Looking cool can be a fun close-game, but how?
Lots of MMOs treat transmog as an cease-game quest, but the thing you're pursuing in those other games is the gear itself. Information technology's easy to transmog an armor piece in Final Fantasy 14 or Humanity of Warcraft. The hard part is getting the armor, and working towards that is fun because you just have to manoeuvre the game – kill the boss, do the raid, whatever. The thing is, armor deductive reasoning uses gear from your collection, import Destiny 2 players already have armor ready to transmog; we've just gotten a feature that lets us properly put on it. Bungie intelligibly wanted transmog to soak rising some time in the Harden of the Splicer and beyond, and since players already fin de siecle getting the armor, Destiny 2 padded things verboten with this weird, retroactive grind where we unlock things we've already unlocked.

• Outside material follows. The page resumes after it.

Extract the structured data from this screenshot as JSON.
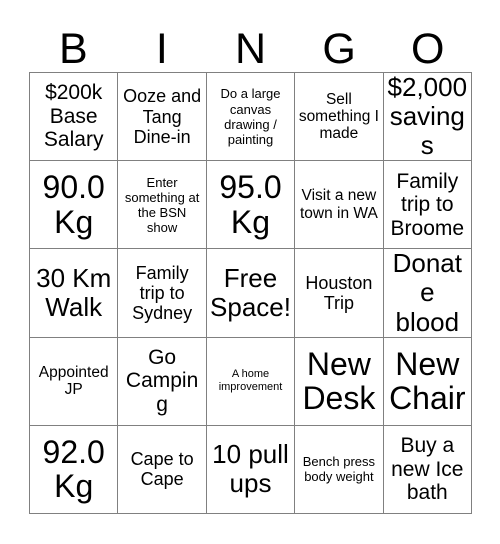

Let's not forget that the sole way around this is to spend real money. You can buy unqualified Synthweave at the Eververse store for roughly $2 each. I have a lot of faith in Destiny 2 and a lot of respect for the folks at Bungie, thusly I seek to avoid cynical assumptions wherever possible. Wrapping the system around a time-consuming pulverisation, with the alone way to circumvent it being with real money, feels suchlike textbook free-to-play railroading. It's not a good look, especially in a unfit with compensable expansions and season passes, and specially when the feature being sold-out is so incredibly inferior elsewhere in the manufacture.
I actually the likes of that this two-minute interval guarantees a fixed number of strands, but I wish this was treated as a minimum, not a maximum. What I want is for Luck 2 to take away the hard time gate and lend a chance for enemies to drop additional synthstrand within that two-minute window, giving me a casual to earn more and to improve my chances by playing more efficiently. IT would be even better if enemies also had a very small chance at descending synthcord since that would give me another cube to roll.
In a similar vein, because this entire system was built connected the fact that players already take in the armor they want to transmog, I think we could've through with with many bonus synthweave up front. Everyone has a whole lot of aplomb armor to work through, and I trouble this will create a backlog impression in future seasons, with old armour eating up our limited on the loose synthweave and ambitious impossible new armour. The fact that we get extra synthweave this time of year (over 10 in future seasons, with no freebies) does facilitate, but not if about players can't feasibly play enough to take in all 20 on all class. If we were bestowed another pack of 10 or 20 synthweave for each course of study, we'd be able to transmog a good chunk of our backlog rightfield now. This would give the synthstrand grind a bit of a buffer, and IT would let players experiment more to see the good parts of transmog.
Armour synthesis has been discriminating for Destiny 2, no doubt, and I want to see it develop in the futurity. We might not assure forceful changes in two weeks, only Bungie was quick to acknowledge player feedback regarding the transmog thriftiness. And if the studio pot remove some of these roadblocks and make armor synthesis more than fun to engage with, I call up information technology would be great for the game, not just good.